The core accelerator function will be implemented inside the generated template and will differ depending on the Arrow schema that is used for storing the data. The instantiation template for the accelerated function can be generated automatically from an Arrow schema by fletchgen.

Requirements

  • C++11 compatible compiler (tested with GCC 5.5)
  • Boost development libraries
    • system
    • filesystem
    • regex
    • program_options
  • A VHDL simulator (e.g. ModelSim)

Install Apache Arrow

Install Apache Arrow. The supported release is 0.10.0.

$ curl "https://codeload.github.com/apache/arrow/tar.gz/apache-arrow-0.10.0" \
    | tar --extract --gzip
$ cd arrow-apache-arrow-0.10.0
$ mkdir cpp/build
$ cd cpp/build
$ cmake \
    -DARROW_PLASMA=ON \
    ..
$ make install

Get Fletcher

Clone the Fletcher repository and set up the environment.

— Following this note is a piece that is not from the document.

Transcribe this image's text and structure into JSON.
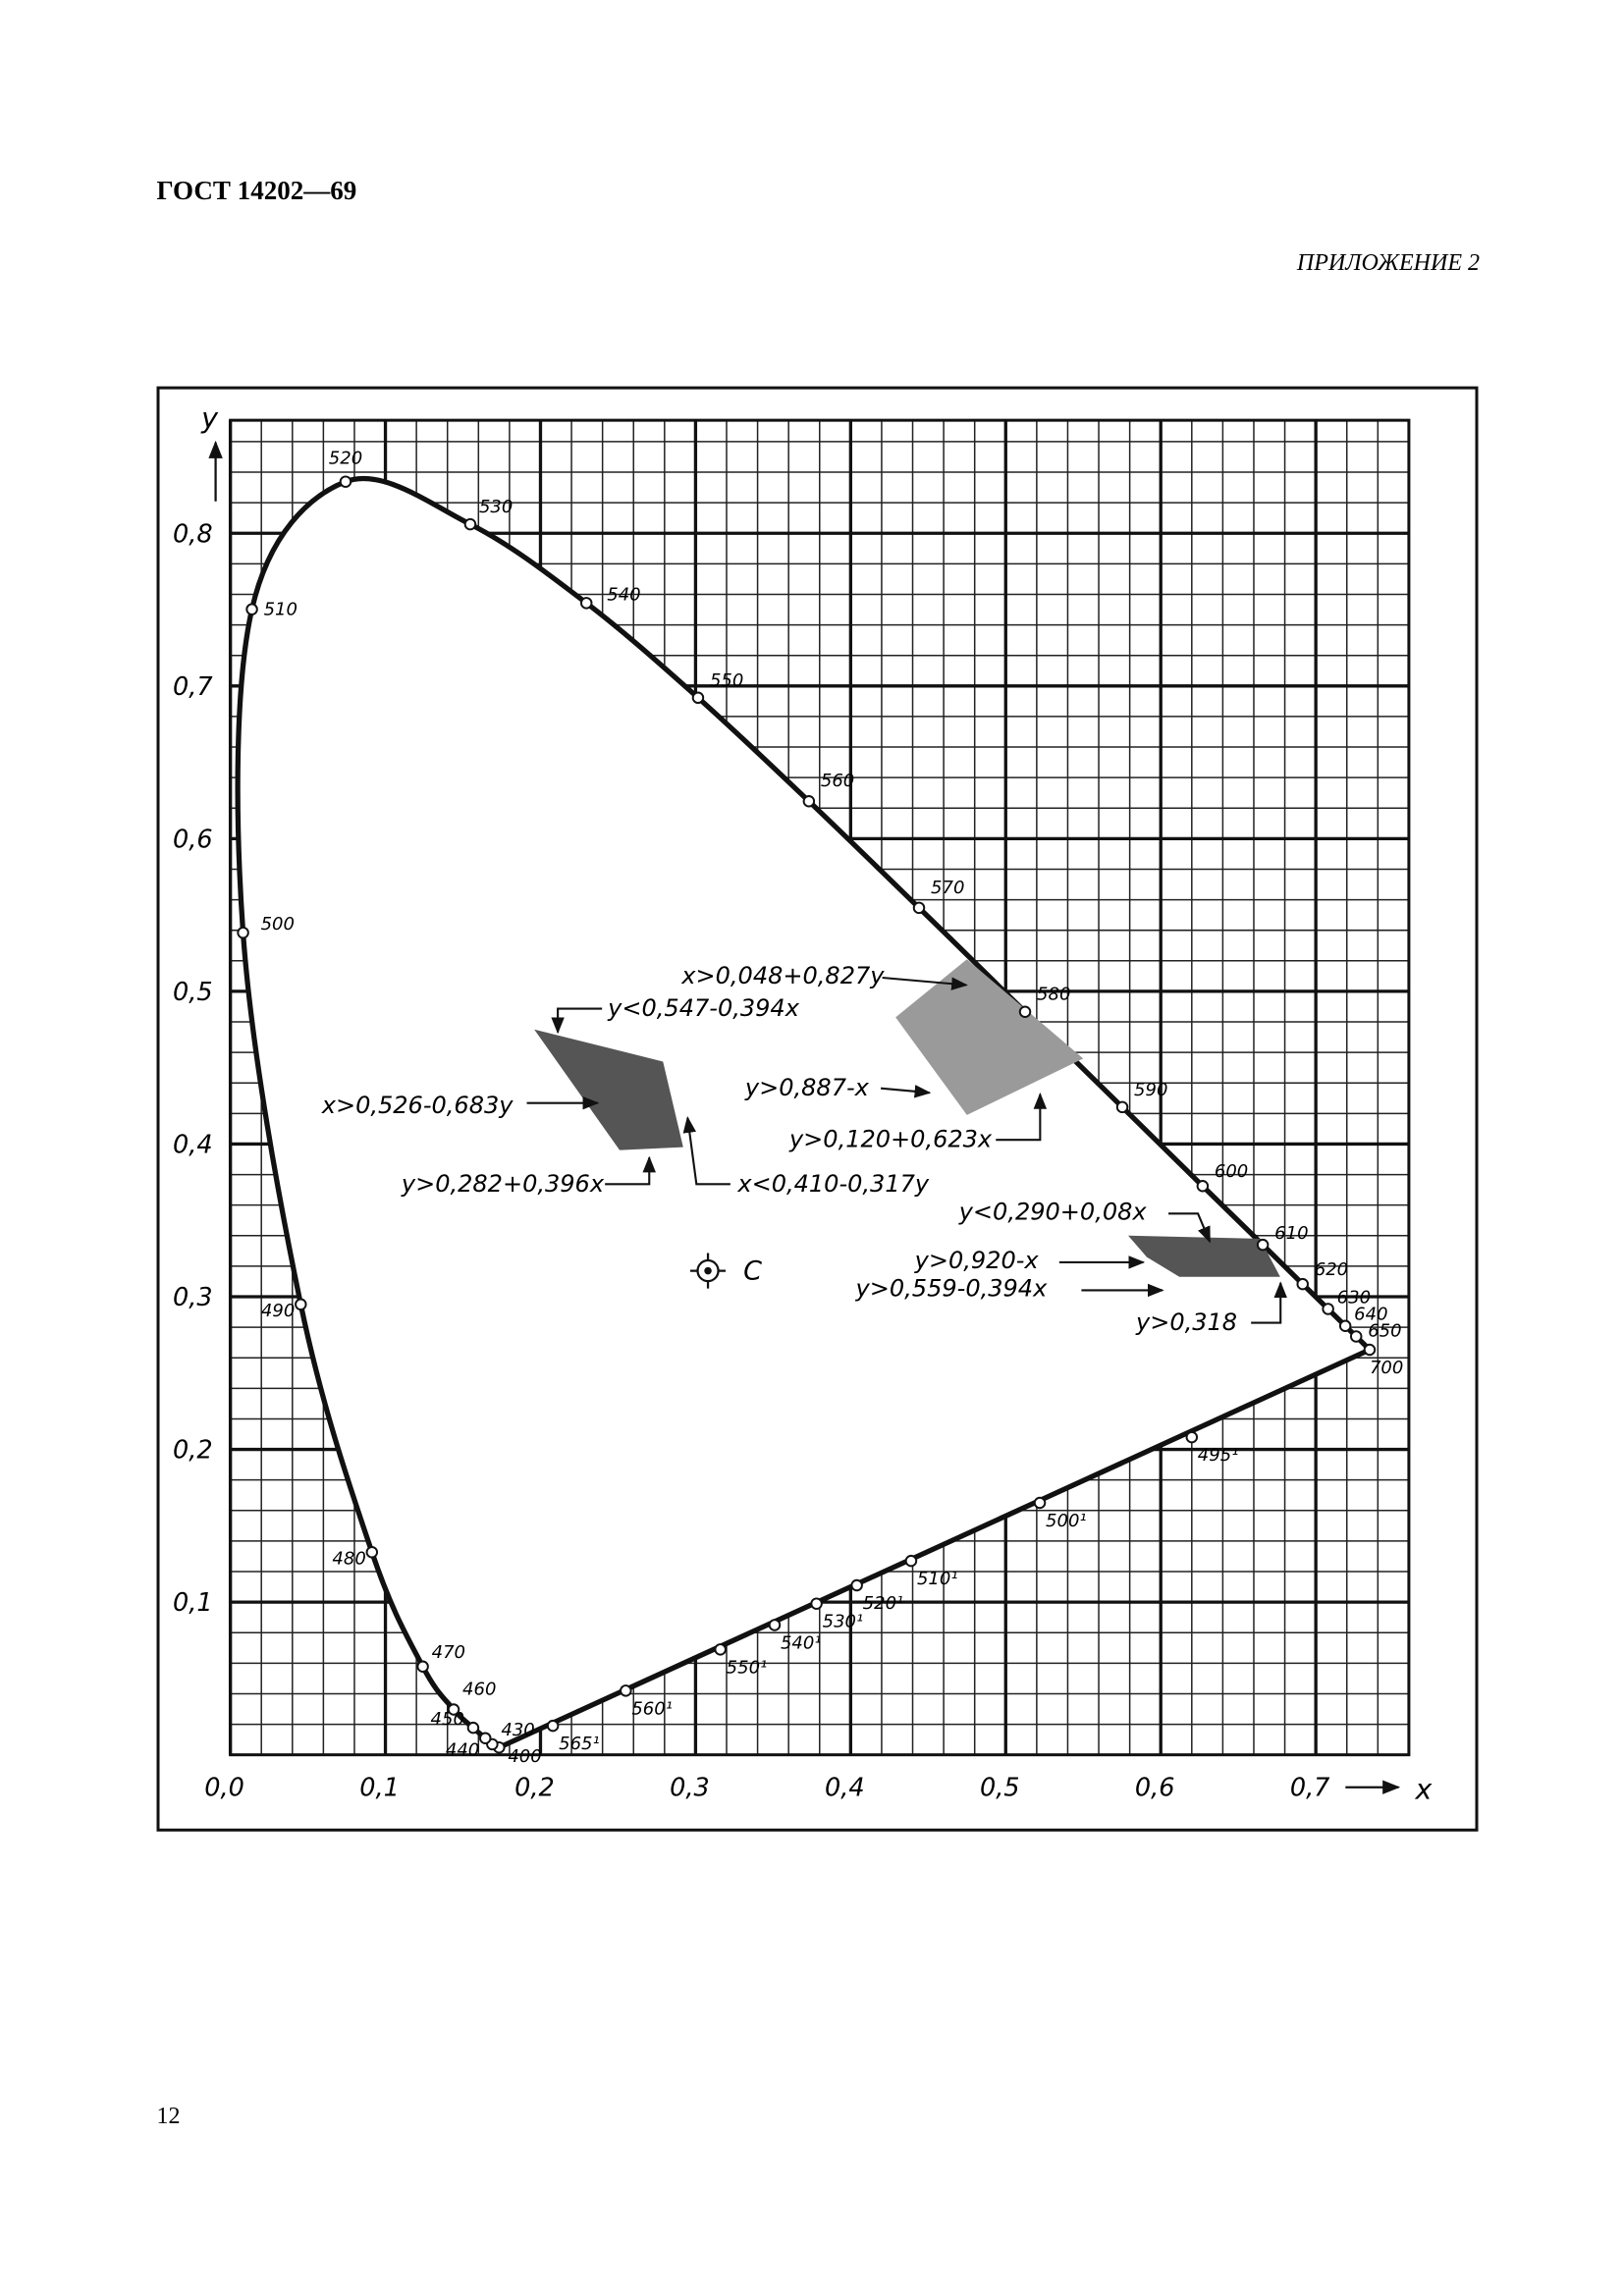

$ git clone https://github.com/johanpel/fletcher.git
$ cd fletcher

Build fletchgen

Build fletchgen as described in its README.

$ cd codegen/fletchgen
$ mkdir debug
$ cd debug
$ cmake ..
$ make install

Create a schema file

The schema that is used for the input data must be written to a file in order for fletchgen to use it. An example of how to generate such a file using Apache Arrow can be found in schema.cpp. The provided CMake project will create the schema file and the hardware skeleton files.

$ cd examples/sum/hardware-gen"
$ mkdir build
$ cd build
$ cmake ..
$ make

To create a schema manually after compiling:

$ ./schema

Generate hardware skeleton files

With the schema file (sum.fbs) from the previous step, generate the skeleton files. The files will already have been generated if you used the CMake project in the previous step. This will produce fletcher_wrapper.vhd and axi_top.vhd.

To run fletchgen manually:

$ fletchgen --quiet \
    --input sum.fbs \
    --output fletcher_wrapper.vhd \
    --axi axi_top.vhd

Implement accelerated function

Design the hardware accelerated function, using the component description of sum in the generated fletcher_wrapper.vhd. The design will need a simple state machine, control signals, and status signals. The finished design is included (hardware/sum.vhd) in the repository.

Create testbench

TODO: Generate SREC file and run platform-independent simulation.

Run on hardware

If the tests pass, pick a supported platform to synthesise the design for. An example exist for AWS F1 instances.